We’ve all heard and can probably sing along to the classic song Small Town by John Mellencamp, which romanticizes growing up and living in some place other than the big city. I, too, am what most would consider “small town,” and every time I hear that song I can’t deny getting flashbacks of Main Street parades and the pancake fundraisers I attended growing up in the Texas Panhandle.
I now live in a large metro area and have become accustomed to convenience and access to the best of any and everything that is available. I literally live three miles from three different grocery stores and five Starbucks Coffee shops – one even has a drive-thru so I don’t have to be inconvenienced by having to get out of my car and walk… exactly what Mellencamp hand in mind when he sung:
“Still hayseed enough to say, ‘Look who’s in the big town.’”
Many aspects of small town life haven’t changed a lot since I left. While the jobs may be harder to find and the median age of the residents has risen, there is still the ritual of attending Friday night football games and a good chance you’ll see someone you know when you stop in at the donut shop Saturday morning.
That small-town simplicity, however, also exists in the local health care facilities, which is something I witnessed as my grandmother passed away last February. She was a “tough ‘ol bird,’” as my Dad says, and she had a very long and fulfilling life, but I can’t help but think what a little bit of that big city convenience would have meant to her and the rest of us during the long process that eventually resulted in her passing.
About a year prior to her death at age 89, my grandmother was diagnosed with congestive heart failure after spending several days in the ICU in the nearest city hospital, located about an hour from her home town. She received several diagnostic tests and met with a handful of specialists while at the city hospital.
Twice over the next year, she was rushed from her assisted living home to the local, smaller critical access hospital for treatment of circulatory issues. Each time, she was stabilized and then placed in what probably is best described as a holding pattern because the local physicians were unable to make a diagnosis of her condition without first consulting with her cardiologist.
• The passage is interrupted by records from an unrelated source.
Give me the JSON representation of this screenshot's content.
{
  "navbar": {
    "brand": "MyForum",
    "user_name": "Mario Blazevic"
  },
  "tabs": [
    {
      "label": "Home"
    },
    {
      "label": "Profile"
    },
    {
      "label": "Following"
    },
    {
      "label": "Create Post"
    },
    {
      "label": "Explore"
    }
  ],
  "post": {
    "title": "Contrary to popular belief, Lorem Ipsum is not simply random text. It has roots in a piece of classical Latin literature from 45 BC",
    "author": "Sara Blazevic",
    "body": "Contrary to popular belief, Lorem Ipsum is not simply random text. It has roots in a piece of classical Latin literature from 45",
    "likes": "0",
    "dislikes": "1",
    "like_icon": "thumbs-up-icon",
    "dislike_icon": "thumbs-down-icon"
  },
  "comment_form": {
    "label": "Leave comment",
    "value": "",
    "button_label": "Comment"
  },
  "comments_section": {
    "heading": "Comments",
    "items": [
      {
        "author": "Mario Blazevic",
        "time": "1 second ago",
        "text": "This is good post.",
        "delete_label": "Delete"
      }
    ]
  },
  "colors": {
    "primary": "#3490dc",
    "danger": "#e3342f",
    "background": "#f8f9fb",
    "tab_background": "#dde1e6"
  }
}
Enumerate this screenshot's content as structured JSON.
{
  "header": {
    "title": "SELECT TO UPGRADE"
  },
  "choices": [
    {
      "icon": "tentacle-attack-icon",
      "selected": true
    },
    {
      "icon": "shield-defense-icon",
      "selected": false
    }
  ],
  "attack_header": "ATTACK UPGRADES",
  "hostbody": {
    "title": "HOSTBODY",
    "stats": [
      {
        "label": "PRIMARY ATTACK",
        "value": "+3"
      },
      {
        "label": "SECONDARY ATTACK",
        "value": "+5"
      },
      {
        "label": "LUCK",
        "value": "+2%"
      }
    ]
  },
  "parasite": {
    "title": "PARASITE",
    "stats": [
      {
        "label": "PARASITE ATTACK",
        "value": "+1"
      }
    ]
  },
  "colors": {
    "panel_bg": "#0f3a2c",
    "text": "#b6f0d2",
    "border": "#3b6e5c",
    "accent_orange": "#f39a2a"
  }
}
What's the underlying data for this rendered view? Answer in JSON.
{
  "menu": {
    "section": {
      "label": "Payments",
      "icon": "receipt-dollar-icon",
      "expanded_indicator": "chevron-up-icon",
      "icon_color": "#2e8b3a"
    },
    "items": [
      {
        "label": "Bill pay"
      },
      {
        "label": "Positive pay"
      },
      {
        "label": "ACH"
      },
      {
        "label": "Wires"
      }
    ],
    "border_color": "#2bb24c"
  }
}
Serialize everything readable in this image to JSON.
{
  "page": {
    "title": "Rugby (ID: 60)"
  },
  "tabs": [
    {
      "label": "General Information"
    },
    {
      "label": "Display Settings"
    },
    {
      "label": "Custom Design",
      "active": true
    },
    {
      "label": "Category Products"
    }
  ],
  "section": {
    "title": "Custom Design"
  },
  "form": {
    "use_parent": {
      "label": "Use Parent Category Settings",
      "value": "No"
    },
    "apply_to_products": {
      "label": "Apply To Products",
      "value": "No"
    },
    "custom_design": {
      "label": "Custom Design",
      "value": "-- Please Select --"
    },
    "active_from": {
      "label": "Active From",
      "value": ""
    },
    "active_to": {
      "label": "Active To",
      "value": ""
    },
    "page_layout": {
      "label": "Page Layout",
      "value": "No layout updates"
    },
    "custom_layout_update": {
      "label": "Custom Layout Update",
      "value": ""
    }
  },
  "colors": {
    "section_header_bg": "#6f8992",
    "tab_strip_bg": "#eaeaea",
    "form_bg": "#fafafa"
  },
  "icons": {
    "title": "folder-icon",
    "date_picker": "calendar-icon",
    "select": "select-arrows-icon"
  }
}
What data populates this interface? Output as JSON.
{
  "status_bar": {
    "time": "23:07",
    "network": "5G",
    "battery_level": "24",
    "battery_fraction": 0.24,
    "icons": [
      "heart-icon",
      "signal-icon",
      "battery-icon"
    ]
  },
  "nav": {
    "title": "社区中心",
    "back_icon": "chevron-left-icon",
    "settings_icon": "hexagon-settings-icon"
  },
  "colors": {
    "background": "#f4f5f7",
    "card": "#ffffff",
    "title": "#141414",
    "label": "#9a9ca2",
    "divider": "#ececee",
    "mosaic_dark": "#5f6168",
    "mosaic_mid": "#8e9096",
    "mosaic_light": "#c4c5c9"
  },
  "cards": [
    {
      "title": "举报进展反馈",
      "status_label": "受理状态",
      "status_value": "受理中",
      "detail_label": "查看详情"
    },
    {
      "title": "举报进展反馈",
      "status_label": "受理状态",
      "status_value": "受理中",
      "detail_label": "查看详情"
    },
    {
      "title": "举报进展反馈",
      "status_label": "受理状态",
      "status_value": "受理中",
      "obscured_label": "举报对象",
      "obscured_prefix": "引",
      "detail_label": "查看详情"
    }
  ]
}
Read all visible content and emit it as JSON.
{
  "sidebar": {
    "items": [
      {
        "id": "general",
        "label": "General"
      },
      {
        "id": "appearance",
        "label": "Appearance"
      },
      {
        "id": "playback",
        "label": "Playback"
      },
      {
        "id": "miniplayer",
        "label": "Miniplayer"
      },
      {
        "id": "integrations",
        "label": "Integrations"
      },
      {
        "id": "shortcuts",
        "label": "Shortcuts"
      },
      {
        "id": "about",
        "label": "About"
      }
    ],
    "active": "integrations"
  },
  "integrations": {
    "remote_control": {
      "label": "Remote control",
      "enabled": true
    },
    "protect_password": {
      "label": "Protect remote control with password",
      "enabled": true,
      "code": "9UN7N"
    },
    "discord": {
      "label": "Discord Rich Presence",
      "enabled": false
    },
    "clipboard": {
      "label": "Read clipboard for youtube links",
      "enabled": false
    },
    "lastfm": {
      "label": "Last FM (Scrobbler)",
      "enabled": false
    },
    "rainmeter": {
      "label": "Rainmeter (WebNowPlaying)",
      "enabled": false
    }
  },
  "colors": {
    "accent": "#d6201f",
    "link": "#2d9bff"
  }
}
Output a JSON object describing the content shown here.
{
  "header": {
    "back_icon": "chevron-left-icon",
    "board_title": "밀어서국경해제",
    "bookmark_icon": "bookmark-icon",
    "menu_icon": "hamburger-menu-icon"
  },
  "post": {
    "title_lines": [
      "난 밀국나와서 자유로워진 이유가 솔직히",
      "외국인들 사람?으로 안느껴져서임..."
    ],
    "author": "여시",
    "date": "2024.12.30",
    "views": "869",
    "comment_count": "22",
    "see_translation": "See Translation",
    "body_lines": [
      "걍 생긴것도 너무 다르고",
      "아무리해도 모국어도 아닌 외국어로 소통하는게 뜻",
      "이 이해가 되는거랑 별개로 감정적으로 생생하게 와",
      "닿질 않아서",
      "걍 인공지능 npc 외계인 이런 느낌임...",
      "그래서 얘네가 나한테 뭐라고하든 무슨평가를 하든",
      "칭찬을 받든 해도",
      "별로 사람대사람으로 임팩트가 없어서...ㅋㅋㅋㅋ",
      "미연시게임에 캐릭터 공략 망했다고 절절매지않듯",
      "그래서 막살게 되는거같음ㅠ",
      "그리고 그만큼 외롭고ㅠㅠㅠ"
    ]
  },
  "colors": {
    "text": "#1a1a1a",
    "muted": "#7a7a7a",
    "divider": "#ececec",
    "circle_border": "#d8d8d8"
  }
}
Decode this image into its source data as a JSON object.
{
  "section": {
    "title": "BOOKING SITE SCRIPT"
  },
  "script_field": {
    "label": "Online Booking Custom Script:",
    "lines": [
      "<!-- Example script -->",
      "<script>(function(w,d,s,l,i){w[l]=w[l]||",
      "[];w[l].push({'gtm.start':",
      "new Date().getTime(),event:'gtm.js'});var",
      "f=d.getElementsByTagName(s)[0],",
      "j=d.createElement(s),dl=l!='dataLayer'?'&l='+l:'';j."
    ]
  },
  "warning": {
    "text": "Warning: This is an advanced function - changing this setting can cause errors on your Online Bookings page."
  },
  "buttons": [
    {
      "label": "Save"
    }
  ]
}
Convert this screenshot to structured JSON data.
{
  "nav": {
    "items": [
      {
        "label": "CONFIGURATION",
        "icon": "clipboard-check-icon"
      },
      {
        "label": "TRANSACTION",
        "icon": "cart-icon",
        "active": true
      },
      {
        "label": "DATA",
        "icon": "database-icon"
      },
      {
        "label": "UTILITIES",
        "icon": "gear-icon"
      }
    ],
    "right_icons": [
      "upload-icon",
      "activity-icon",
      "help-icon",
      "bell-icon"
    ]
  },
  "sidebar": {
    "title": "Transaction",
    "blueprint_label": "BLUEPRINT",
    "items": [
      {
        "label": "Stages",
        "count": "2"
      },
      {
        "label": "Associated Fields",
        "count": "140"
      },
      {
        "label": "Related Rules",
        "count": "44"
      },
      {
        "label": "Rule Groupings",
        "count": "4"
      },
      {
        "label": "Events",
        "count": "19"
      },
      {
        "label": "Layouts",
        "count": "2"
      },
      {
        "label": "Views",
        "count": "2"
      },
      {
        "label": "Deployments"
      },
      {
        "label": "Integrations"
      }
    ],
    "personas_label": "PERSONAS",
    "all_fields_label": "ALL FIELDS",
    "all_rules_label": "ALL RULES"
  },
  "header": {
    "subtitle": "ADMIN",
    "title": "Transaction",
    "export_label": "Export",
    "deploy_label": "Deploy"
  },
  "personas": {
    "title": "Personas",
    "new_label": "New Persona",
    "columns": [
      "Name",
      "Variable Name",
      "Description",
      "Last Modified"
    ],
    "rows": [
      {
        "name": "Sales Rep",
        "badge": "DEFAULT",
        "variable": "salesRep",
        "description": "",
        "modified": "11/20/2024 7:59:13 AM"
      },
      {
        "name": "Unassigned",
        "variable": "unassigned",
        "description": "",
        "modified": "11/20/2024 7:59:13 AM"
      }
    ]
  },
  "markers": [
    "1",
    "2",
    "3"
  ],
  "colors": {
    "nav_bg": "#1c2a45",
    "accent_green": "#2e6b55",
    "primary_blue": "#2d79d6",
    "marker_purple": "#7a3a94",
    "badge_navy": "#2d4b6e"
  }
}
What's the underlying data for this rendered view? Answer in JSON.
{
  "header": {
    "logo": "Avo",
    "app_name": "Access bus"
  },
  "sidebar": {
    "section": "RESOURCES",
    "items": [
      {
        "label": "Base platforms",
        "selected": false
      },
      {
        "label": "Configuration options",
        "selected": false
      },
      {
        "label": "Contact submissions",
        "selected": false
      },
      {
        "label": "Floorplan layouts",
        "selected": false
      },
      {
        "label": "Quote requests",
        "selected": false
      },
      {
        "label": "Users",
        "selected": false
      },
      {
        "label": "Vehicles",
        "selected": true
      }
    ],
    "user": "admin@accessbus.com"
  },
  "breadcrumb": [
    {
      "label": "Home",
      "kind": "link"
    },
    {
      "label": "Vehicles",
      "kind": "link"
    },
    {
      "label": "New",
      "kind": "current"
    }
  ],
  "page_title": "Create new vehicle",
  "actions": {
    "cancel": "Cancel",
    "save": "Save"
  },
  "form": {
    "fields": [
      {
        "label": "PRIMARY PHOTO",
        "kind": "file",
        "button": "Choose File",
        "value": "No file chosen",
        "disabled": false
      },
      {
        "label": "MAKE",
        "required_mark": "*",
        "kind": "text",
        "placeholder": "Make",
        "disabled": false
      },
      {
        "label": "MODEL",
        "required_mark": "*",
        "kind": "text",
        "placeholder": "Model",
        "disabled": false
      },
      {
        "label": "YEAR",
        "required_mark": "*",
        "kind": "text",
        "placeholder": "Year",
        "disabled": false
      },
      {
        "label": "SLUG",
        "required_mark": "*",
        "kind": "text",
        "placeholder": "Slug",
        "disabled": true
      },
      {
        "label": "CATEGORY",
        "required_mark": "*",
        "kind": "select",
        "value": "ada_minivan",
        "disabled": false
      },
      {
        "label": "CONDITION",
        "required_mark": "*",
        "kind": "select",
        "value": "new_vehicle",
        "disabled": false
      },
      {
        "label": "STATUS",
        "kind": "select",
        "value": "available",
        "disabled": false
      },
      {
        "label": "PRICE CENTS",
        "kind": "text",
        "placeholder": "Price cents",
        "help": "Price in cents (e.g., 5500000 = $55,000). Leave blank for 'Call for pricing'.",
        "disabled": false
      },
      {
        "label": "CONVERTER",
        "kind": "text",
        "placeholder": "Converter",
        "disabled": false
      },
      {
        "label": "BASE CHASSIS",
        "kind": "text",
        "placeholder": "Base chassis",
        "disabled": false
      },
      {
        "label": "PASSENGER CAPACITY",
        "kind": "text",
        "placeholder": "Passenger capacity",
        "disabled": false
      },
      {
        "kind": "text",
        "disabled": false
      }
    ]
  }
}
To us, this pattern was difficult because we were waiting to receive two very different messages: one, she would recover and live; two, this was the end and she would soon die. We only could worry and wait for three or four days until she was seen by her cardiologist.
Why couldn’t her local doctors tell us what was going to happen to her? Why did we have to wait for the doctor in the city to see her? What if she dies before he can make a diagnosis?